Olivia Hussey i
Leonard Whiting, gwiazdy dramatu "
Romeo i Julia" z 1968 roku w reżyserii
Franca Zeffirellego, pozywają studio Paramount Pictures.
Hussey i
Whiting, którzy wcielili się w ikoniczną parę tytułowych bohaterów, zarzucają producentom oraz reżyserowi, że wykorzystali ich seksualnie i dystrybuowali obrazy nagich niepełnoletnich aktorów.
Romeo i Julia kontra Paramount Pictures
Oparty na słynnym dramacie
Williama Szekspira "
Romeo i Julia" miał premierę w 1968 roku. Film
Franca Zeffirellego był hitem i zdobył dwa Oscary (z czterech nominacji). Produkcja wywołała jednak kontrowersje sceną w sypialni, w której widoczne były nagie pośladki
Whitinga i piersi
Hussey.
71-letnia
Hussey i 72-letni
Whiting złożyli w piątek pozew w Sądzie Najwyższym w Santa Monica. Czytamy w nim, że
Zeffirelli (który umarł w 2019 roku) zapewnił oboje aktorów, iż w filmie nie pokaże ich nago, a w scenie sypialnianej będą ubrani w bieliznę cielistego koloru. Pod koniec zdjęć reżyser jednak rzekomo uprosił ich, by wystąpili nago, bo w przeciwnym wypadku "film poniesie klęskę".

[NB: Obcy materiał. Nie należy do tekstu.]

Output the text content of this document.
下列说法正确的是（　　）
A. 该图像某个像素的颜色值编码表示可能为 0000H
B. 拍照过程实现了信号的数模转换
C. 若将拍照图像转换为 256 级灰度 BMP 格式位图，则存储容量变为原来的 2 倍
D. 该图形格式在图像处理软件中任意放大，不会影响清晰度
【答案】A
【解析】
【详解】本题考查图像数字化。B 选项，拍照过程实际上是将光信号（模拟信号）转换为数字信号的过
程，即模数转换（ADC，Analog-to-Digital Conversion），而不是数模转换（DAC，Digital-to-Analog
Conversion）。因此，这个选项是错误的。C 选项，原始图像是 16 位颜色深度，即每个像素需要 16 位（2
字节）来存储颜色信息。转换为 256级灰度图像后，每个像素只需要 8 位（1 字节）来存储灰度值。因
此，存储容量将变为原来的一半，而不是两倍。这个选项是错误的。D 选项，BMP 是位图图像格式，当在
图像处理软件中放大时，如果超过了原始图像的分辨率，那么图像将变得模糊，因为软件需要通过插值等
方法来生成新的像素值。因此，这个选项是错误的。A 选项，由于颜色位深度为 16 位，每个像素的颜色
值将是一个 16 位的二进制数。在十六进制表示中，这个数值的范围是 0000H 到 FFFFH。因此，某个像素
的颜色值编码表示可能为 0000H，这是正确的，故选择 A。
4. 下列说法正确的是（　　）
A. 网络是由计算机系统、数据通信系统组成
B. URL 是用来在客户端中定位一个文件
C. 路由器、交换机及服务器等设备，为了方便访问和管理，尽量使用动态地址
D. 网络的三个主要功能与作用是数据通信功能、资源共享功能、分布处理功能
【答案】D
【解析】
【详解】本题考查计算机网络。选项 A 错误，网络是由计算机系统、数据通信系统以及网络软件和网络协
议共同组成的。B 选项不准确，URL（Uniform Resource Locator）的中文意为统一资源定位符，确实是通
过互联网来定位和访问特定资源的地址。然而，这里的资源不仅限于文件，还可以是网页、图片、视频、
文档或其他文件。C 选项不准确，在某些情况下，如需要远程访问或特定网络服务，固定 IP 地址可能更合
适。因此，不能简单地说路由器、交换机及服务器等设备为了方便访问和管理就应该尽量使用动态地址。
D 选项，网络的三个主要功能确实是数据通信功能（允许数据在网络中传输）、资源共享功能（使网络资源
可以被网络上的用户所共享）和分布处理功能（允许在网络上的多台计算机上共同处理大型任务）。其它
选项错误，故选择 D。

Hussey miała wówczas 15 lat, a
Whiting - 16.
Aktorzy twierdzą, że
Zeffirelli pokazał im, co znajdzie się w kadrze i zapewnił, że negliż nie zostanie sfotografowany i nie trafi do filmu. Aktorzy zarzucają reżyserowi brak szczerości i utrzymują, że sfilmowano ich nago bez ich wiedzy.
Usłyszeli jedną rzecz, a doszło do czegoś zupełnie innego. Ufali Franco. Jako 16-letni aktorzy uwierzyli, że nie nadużyje on ich zaufania. Był ich przyjacielem. Zresztą, w ich wieku, cóż mogli zrobić? Nie mieli innej opcji. Nie było wówczas #MeToo, skomentował Tony Marinozzi, menadżer dwójki aktorów.
Hussey i Whiting chcą 500 milionów dolarów
W pozwie czytamy, że
Hussey i
Whiting ponieśli psychiczny koszt decyzji reżysera oraz zamknęły się przed nimi drzwi do dalszej kariery. Mimo sukcesu filmu, żadne z nich nie odniosło później wielkiego sukcesu w kinie. Aktorzy domagają się zadośćuczynienia rzędu 500 milionów dolarów.
Nagie zdjęcia nieletnich są nielegalne i nie powinny być rozpowszechniane, powiedział Solomon Gresen, prawnik aktorów.
To była para naiwnych dzieci w latach 60., która nie rozumiała, co ich czeka. Niespodziewanie stali się sławni na skalę, jakiej nigdy nie doświadczyli. Na dodatek zostali wykorzystani w sposób, z jakim nie umieli sobie poradzić. Pozew wykorzystuje prawo stanu Kalifornia, które tymczasowo zawiesiło status przedawnienia dla spraw seksualnego wykorzystania nieletnich.
Co ciekawe, w wywiadzie dla magazynu Variety z 2018 roku
Hussey broniła jednak nagiej sceny.
Nikt w moim wieku wcześniej tego nie robił, przyznała, twierdząc, że
Zeffirelli nakręcił scenę "ze smakiem".
Była ona potrzebna w filmie, dodała. W wywiadzie dla Fox News z tego samego roku aktorka powiedziała, że scena miała status tabu w Ameryce, ale nagość była powszechna w europejskim kinie tamtych lat.
To nie było nic takiego. Leonard w ogóle się nie wstydził. W trakcie zdjęć kompletnie zapomniałam, że nie jesteśmy ubrani.